Then you have some Senate Republicans from Southern states saying things like this about the building’s current honoree, the late senator Richard Russell Jr. of Georgia, who was a leader of the South’s opposition to civil rights: “Richard Russell was an icon,” said Sen. Richard C. Shelby (R-Ala.). He added: “You go back to George Washington, Thomas Jefferson, just about anyone, nobody’s perfect.”
Some Senate Republican operatives have accused Senate Minority Leader Charles E. Schumer (D-N.Y.) of introducing the renaming idea just to make Republicans look bad, knowing that they’d hesitate to stamp McCain’s name on a building when McCain has some of the lowest approval ratings among Republican voters of any Republican (at 41 percent in a recent Fox News poll).
“This is Charles E. Schumer trying to make us hug John McCain, knowing damned well that it will hurt us with our base back home,” one unnamed Senate GOP aide told Time.
“Baloney,” say Democrats when they hear that argument — actually, they used a less printable word in conversations with The Fix.
Democrats say they are surprised and disappointed by the sluggish Republican response to honor McCain with an entire building.
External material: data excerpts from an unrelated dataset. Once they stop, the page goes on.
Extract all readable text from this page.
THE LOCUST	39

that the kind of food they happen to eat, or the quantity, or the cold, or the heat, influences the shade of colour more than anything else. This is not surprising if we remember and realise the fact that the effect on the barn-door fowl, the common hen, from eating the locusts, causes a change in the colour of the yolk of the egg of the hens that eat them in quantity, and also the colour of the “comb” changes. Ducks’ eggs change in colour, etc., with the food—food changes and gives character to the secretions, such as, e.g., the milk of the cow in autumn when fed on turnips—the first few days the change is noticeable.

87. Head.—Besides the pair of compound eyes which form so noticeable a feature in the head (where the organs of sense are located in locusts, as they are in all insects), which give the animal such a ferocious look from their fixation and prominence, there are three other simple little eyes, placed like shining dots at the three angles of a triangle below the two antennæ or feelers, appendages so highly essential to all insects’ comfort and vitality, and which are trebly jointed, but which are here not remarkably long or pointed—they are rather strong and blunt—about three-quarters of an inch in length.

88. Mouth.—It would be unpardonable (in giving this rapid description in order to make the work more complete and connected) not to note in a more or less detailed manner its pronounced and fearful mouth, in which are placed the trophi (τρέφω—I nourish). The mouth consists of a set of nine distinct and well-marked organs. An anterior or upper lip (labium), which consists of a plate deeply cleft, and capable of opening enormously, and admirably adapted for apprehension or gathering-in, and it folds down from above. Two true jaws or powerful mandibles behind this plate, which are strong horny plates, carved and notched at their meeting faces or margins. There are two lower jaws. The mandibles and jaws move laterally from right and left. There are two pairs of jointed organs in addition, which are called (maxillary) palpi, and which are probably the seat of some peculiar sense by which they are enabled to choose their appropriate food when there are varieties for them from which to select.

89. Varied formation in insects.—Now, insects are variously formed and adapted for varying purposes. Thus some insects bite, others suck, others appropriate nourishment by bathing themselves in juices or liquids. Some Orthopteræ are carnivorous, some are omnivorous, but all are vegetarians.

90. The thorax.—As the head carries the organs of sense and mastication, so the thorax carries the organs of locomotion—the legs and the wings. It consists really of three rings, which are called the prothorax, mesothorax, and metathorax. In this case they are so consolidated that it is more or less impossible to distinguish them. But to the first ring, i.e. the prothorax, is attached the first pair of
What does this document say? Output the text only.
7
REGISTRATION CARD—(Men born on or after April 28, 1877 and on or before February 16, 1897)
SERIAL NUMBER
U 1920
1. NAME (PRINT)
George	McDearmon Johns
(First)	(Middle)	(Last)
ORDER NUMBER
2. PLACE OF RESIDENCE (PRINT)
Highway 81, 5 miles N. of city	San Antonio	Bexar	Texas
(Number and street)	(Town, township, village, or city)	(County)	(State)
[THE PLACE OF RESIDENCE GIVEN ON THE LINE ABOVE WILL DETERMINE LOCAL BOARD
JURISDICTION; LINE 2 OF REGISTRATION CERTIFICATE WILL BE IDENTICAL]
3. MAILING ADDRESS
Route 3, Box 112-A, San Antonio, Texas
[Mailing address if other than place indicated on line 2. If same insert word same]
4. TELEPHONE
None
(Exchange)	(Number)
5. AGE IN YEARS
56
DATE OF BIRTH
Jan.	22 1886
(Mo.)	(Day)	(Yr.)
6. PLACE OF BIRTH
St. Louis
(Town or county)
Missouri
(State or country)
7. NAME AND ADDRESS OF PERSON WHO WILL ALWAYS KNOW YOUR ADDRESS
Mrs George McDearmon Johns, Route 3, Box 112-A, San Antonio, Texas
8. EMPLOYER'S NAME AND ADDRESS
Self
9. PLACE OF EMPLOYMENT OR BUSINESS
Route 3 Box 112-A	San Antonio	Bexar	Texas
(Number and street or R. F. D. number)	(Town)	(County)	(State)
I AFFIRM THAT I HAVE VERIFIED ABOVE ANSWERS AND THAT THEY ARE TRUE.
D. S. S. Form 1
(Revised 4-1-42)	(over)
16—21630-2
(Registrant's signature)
After initially hating each other, Schumer and McCain became close friends while spending hours in Schumer’s office debating the nitty-gritty of immigration and health care. They stayed close while McCain was sick. Schumer even knew McCain’s cellphone by heart, which he said this week he “mistakenly” repeated in a media interview just to prove how close he was with the senator.
“There was not an ounce of politics that went into this,” said one Senate Democratic aide, who spoke anonymously to speak candidly. The aide accused Republicans of kicking the office-building idea to a committee, which famously in Washington is where ideas go to die. And they point out that Republicans have a pretty poor track record of standing up to Trump on substantive issues, such as the president’s hesitation to acknowledge Russian election interference. So why would Republicans want to permanently stamp on a building the name of the president’s main GOP antagonist?
Meanwhile, a senior Senate GOP aide denies that McCain’s poll numbers or relationship with Trump have anything to do with their hesitation to rename the building. “This is a Senate thing,” the aide said, adding that a committee may well decide that renaming the building is the best way to honor the senator.
So what seemed initially like a simple idea has devolved into accusations that one side is using an American war hero’s death for politics and the other is too scared of politics to honor that American war hero with a building. About the only thing that’s certain is that renaming the Russell Senate Office Building after McCain won’t happen anytime soon, if it happens at all.